The emergence of next-generation sequencing and its continuously decreasing costs have paved the way for implementing the use of whole genome sequencing (WGS) as an accessible and affordable tool for genotyping and outbreak tracking [14]. Analysis of entire pathogen genomes via WGS can provide unprecedented resolution even in discriminating between very closely related bacteria that differ from one another by only a single base pair (bp). In addition, unlike the conventional typing methods such as PFGE and MLST, WGS provides large information levels from a single technique, including in silico predictions of virulence and antimicrobial resistance [15–17]. In the past few decades, the application of WGS to clinical and public health microbiology has already been demonstrated in proof-of-concept studies conducted retrospectively or in response to emerging outbreaks (see Box 1) [18].

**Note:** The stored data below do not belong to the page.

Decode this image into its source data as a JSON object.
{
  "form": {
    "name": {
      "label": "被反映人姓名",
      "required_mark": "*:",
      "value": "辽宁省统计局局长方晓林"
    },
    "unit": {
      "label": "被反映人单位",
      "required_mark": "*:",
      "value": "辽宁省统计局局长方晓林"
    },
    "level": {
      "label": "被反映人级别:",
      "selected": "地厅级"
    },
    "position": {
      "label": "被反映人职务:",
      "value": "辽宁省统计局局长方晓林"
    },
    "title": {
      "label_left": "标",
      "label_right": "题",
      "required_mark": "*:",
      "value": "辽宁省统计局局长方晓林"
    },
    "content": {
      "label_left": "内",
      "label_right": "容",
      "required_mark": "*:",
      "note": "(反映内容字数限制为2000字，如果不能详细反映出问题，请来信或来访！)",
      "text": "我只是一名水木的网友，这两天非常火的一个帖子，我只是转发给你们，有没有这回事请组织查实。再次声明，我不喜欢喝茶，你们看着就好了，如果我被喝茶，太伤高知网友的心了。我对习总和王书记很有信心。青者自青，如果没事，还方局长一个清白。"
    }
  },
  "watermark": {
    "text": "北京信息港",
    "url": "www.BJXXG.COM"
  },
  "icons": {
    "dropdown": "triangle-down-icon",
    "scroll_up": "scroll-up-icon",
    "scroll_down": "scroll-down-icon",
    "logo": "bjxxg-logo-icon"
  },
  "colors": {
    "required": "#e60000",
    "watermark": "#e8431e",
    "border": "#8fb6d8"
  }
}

Given that most infectious disease outbreaks take place within a hospital ward, entire hospital, city or, at the most, a country, most WGS-based outbreak studies have been performed in reference to these scales. However, increasingly frequent travel and food transportation activity, and the consequent potential cross-board transmission of bacterial pathogens, has encouraged us to believe that WGS-based global surveillance might be of much greater importance in the near future in alerts concerning ongoing global outbreaks [19, 20]. Until now, most genomic epidemiological studies have been conducted following a top-down approach, i.e. when a common source or epidemiological link is suspected, the isolates collected from foods and patients are sequenced for the determination of clonal relationships [21]. In many cases, however, despite enhanced surveillance during outbreaks, missing transmission links are inevitable due to missed sampling, suppression from antimicrobial therapy or delays in identifying contacts. Here we pose the concept of ‘reverse genomic epidemiology’, i.e. when isolates are found to be sufficiently similar by genome comparison, they are deemed to be a consequence of infection from a common source. In this regard, clinicians and epidemiologists can directly identify similar isolates in the database rather than seeking the assistance of other epidemiological evidence. In this study, we demonstrate the authority and feasibility of this bottom-up approach by comparing the in silico prediction of outbreak events with the real epidemiological records. It is, therefore, of particular value to establish a database, similar to PulseNet International for PFGE, for a multi-country, cross-border surveillance of bacterial transmission and outbreak dynamics.

Results and discussion

Availability of an online database

Box 2 lists several web resources that are widely used for bacterial genotyping. Among them, BacWGSTdb (http://bacdb.org/BacWGSTdb/) is a free publicly accessible database we have developed for tracing the infection sources [22]. The deposited genomic sequences and metadata are recruited from the NCBI GenBank database. The recently updated version of this database builds a phylogenetic relationship based on both the MLST and single nucleotide polymorphism (SNP) strategies. In addition, the prediction of antimicrobial resistance and virulence genes is also integrated, with the aim of providing a one-stop solution to bacterial genomic analysis for epidemiologists, clinicians and bench scientists. Currently, the database encompasses 20 bacterial species of medical importance.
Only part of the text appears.